Volto a pensar em Belém, nas reuniões da conferência do clima, nas negociações sobre metas de carbono e desmatamento. Ali, a escala é de anos, décadas. Em Paris, falávamos de milhões de anos e da Lua como santuário. Colocados lado a lado, os dois eventos desenham um deslocamento silencioso. As mensagens de Sagan e de seus contemporâneos ainda acreditavam numa semiótica do contato: falávamos com um Outro desconhecido, na esperança de sermos entendidos. O Sanctuary, por sua vez, parece aceitar que talvez ninguém venha nos responder.

Em vez disso, ele propõe outra coisa: arquivar a Terra para ela mesma. Um arquivo que não tenta representar o planeta como unidade harmoniosa, mas como multiplicidade instável, relacional, por vezes conflituosa. Um arquivo que sabe que seleciona e exclui, que privilegia certos modos de ver e de viver, que tenta, ainda assim, deixar rastros suficientes para que futuros arqueólogos, humanos ou não, possam reconstruir alguma coisa dessa história.

Visto pelos três ângulos que o workshop me ofereceu – do gesto, dos conceitos e dos padrões – o Sanctuary deixa de ser mais uma “mensagem para ETs” e se torna um laboratório de como pensamos a vida hoje. Ao mesmo tempo em que corremos para tentar evitar a próxima crise climática, começamos a enterrar, na Lua, uma espécie de cápsula de memória da Terra.

Não sei se isso é reconfortante ou perturbador. Talvez os dois.

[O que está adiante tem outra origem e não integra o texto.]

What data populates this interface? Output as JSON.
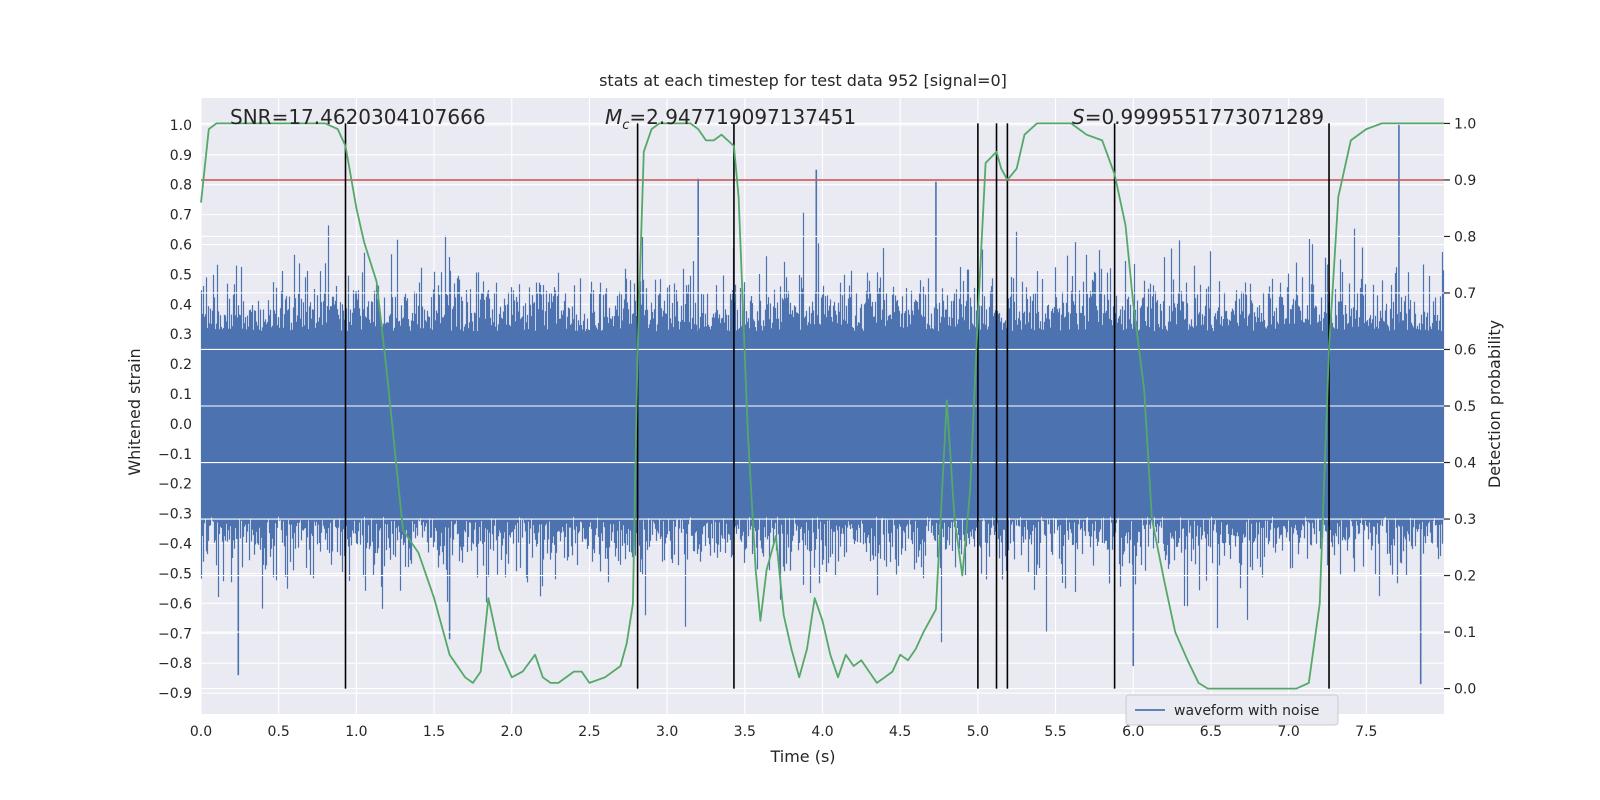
{
  "chart_data": {
    "type": "line",
    "title": "stats at each timestep for test data 952 [signal=0]",
    "xlabel": "Time (s)",
    "ylabel_left": "Whitened strain",
    "ylabel_right": "Detection probability",
    "xlim": [
      0.0,
      8.0
    ],
    "ylim_left": [
      -0.97,
      1.09
    ],
    "ylim_right": [
      -0.045,
      1.045
    ],
    "x_ticks": [
      0.0,
      0.5,
      1.0,
      1.5,
      2.0,
      2.5,
      3.0,
      3.5,
      4.0,
      4.5,
      5.0,
      5.5,
      6.0,
      6.5,
      7.0,
      7.5
    ],
    "x_tick_labels": [
      "0.0",
      "0.5",
      "1.0",
      "1.5",
      "2.0",
      "2.5",
      "3.0",
      "3.5",
      "4.0",
      "4.5",
      "5.0",
      "5.5",
      "6.0",
      "6.5",
      "7.0",
      "7.5"
    ],
    "y_ticks_left": [
      -0.9,
      -0.8,
      -0.7,
      -0.6,
      -0.5,
      -0.4,
      -0.3,
      -0.2,
      -0.1,
      0.0,
      0.1,
      0.2,
      0.3,
      0.4,
      0.5,
      0.6,
      0.7,
      0.8,
      0.9,
      1.0
    ],
    "y_tick_labels_left": [
      "−0.9",
      "−0.8",
      "−0.7",
      "−0.6",
      "−0.5",
      "−0.4",
      "−0.3",
      "−0.2",
      "−0.1",
      "0.0",
      "0.1",
      "0.2",
      "0.3",
      "0.4",
      "0.5",
      "0.6",
      "0.7",
      "0.8",
      "0.9",
      "1.0"
    ],
    "y_ticks_right": [
      0.0,
      0.1,
      0.2,
      0.3,
      0.4,
      0.5,
      0.6,
      0.7,
      0.8,
      0.9,
      1.0
    ],
    "y_tick_labels_right": [
      "0.0",
      "0.1",
      "0.2",
      "0.3",
      "0.4",
      "0.5",
      "0.6",
      "0.7",
      "0.8",
      "0.9",
      "1.0"
    ],
    "grid": true,
    "legend_position": "lower-right",
    "legend": [
      {
        "label": "waveform with noise",
        "color": "#4c72b0"
      }
    ],
    "annotations": [
      {
        "prefix": "SNR",
        "sub": "",
        "text": "=17.4620304107666"
      },
      {
        "prefix": "M",
        "sub": "c",
        "text": "=2.947719097137451"
      },
      {
        "prefix": "S",
        "sub": "",
        "text": "=0.9999551773071289"
      }
    ],
    "threshold_right": 0.9,
    "threshold_color": "#c44e52",
    "event_lines_x": [
      0.93,
      2.81,
      3.43,
      5.0,
      5.12,
      5.19,
      5.88,
      7.26
    ],
    "event_lines_color": "#000000",
    "waveform": {
      "name": "waveform with noise",
      "color": "#4c72b0",
      "duration": 8.0,
      "samples": 16384,
      "core_range": [
        -0.31,
        0.31
      ],
      "peak_samples": [
        {
          "x": 0.24,
          "y": -0.84
        },
        {
          "x": 3.96,
          "y": 0.85
        },
        {
          "x": 7.71,
          "y": 1.0
        },
        {
          "x": 7.85,
          "y": -0.87
        },
        {
          "x": 4.73,
          "y": 0.81
        },
        {
          "x": 3.2,
          "y": 0.82
        },
        {
          "x": 1.6,
          "y": -0.72
        },
        {
          "x": 6.0,
          "y": -0.81
        }
      ]
    },
    "detection_probability": {
      "color": "#55a868",
      "x": [
        0.0,
        0.05,
        0.1,
        0.2,
        0.4,
        0.6,
        0.8,
        0.88,
        0.93,
        1.0,
        1.05,
        1.13,
        1.2,
        1.3,
        1.4,
        1.5,
        1.6,
        1.7,
        1.75,
        1.8,
        1.85,
        1.92,
        2.0,
        2.07,
        2.15,
        2.2,
        2.25,
        2.3,
        2.4,
        2.45,
        2.5,
        2.6,
        2.7,
        2.74,
        2.78,
        2.81,
        2.85,
        2.9,
        2.95,
        3.0,
        3.1,
        3.15,
        3.2,
        3.25,
        3.3,
        3.35,
        3.43,
        3.46,
        3.52,
        3.57,
        3.6,
        3.64,
        3.7,
        3.75,
        3.8,
        3.85,
        3.9,
        3.95,
        4.0,
        4.05,
        4.1,
        4.15,
        4.2,
        4.25,
        4.3,
        4.35,
        4.4,
        4.45,
        4.5,
        4.55,
        4.6,
        4.65,
        4.73,
        4.8,
        4.85,
        4.9,
        4.95,
        5.0,
        5.05,
        5.12,
        5.15,
        5.19,
        5.25,
        5.3,
        5.38,
        5.45,
        5.5,
        5.6,
        5.7,
        5.8,
        5.88,
        5.95,
        6.0,
        6.07,
        6.12,
        6.2,
        6.27,
        6.35,
        6.42,
        6.48,
        6.55,
        6.6,
        6.7,
        6.8,
        6.9,
        7.0,
        7.05,
        7.13,
        7.2,
        7.26,
        7.32,
        7.4,
        7.5,
        7.6,
        7.7,
        7.8,
        7.9,
        8.0
      ],
      "y": [
        0.86,
        0.99,
        1.0,
        1.0,
        1.0,
        1.0,
        1.0,
        0.99,
        0.96,
        0.85,
        0.79,
        0.72,
        0.55,
        0.28,
        0.24,
        0.16,
        0.06,
        0.02,
        0.01,
        0.03,
        0.16,
        0.07,
        0.02,
        0.03,
        0.06,
        0.02,
        0.01,
        0.01,
        0.03,
        0.03,
        0.01,
        0.02,
        0.04,
        0.08,
        0.15,
        0.6,
        0.95,
        0.99,
        1.0,
        1.0,
        1.0,
        1.0,
        0.99,
        0.97,
        0.97,
        0.98,
        0.96,
        0.87,
        0.45,
        0.21,
        0.12,
        0.21,
        0.27,
        0.13,
        0.07,
        0.02,
        0.07,
        0.16,
        0.12,
        0.06,
        0.02,
        0.06,
        0.04,
        0.05,
        0.03,
        0.01,
        0.02,
        0.03,
        0.06,
        0.05,
        0.07,
        0.1,
        0.14,
        0.51,
        0.3,
        0.2,
        0.35,
        0.66,
        0.93,
        0.95,
        0.92,
        0.9,
        0.92,
        0.98,
        1.0,
        1.0,
        1.0,
        1.0,
        0.98,
        0.97,
        0.91,
        0.82,
        0.68,
        0.53,
        0.3,
        0.19,
        0.1,
        0.05,
        0.01,
        0.0,
        0.0,
        0.0,
        0.0,
        0.0,
        0.0,
        0.0,
        0.0,
        0.01,
        0.15,
        0.6,
        0.87,
        0.97,
        0.99,
        1.0,
        1.0,
        1.0,
        1.0,
        1.0
      ]
    }
  }
}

O que me interessa, como antropólogo, é que esse arquivo não fala em nome de uma humanidade abstrata. Ele mostra, ainda que de forma incompleta, que a Terra nunca foi uma só. Ela é feita de muitas formas de vida e de muitas formas de viver, de muitos modos de conhecer, de muitos conflitos e alianças entre humanos e não humanos, entre florestas e cidades, entre bactérias e satélites.

Assim, o Sanctuary parece dizer, antes de tudo, como vivemos juntos – ou como tentamos, nem sempre com sucesso, fazer isso. Não é pouca coisa, para um punhado de discos de safira deixados num canto da Lua, em plena era do colapso. O projeto, portanto, abdica de uma semiótica do contato extraterrestre, para apresentar uma cosmopolítica do arquivo mais-que-terrestre.

Se em Belém negociavam-se emissões, metas, florestas, direitos territoriais, no espaço Bellechasse discutíamos quais imagens poderiam sobreviver à erosão do tempo profundo. Nos dois casos, tratava-se do mesmo impasse cosmopolítico: o que merece continuar existindo quando o próprio futuro da Terra se anuncia como colapso.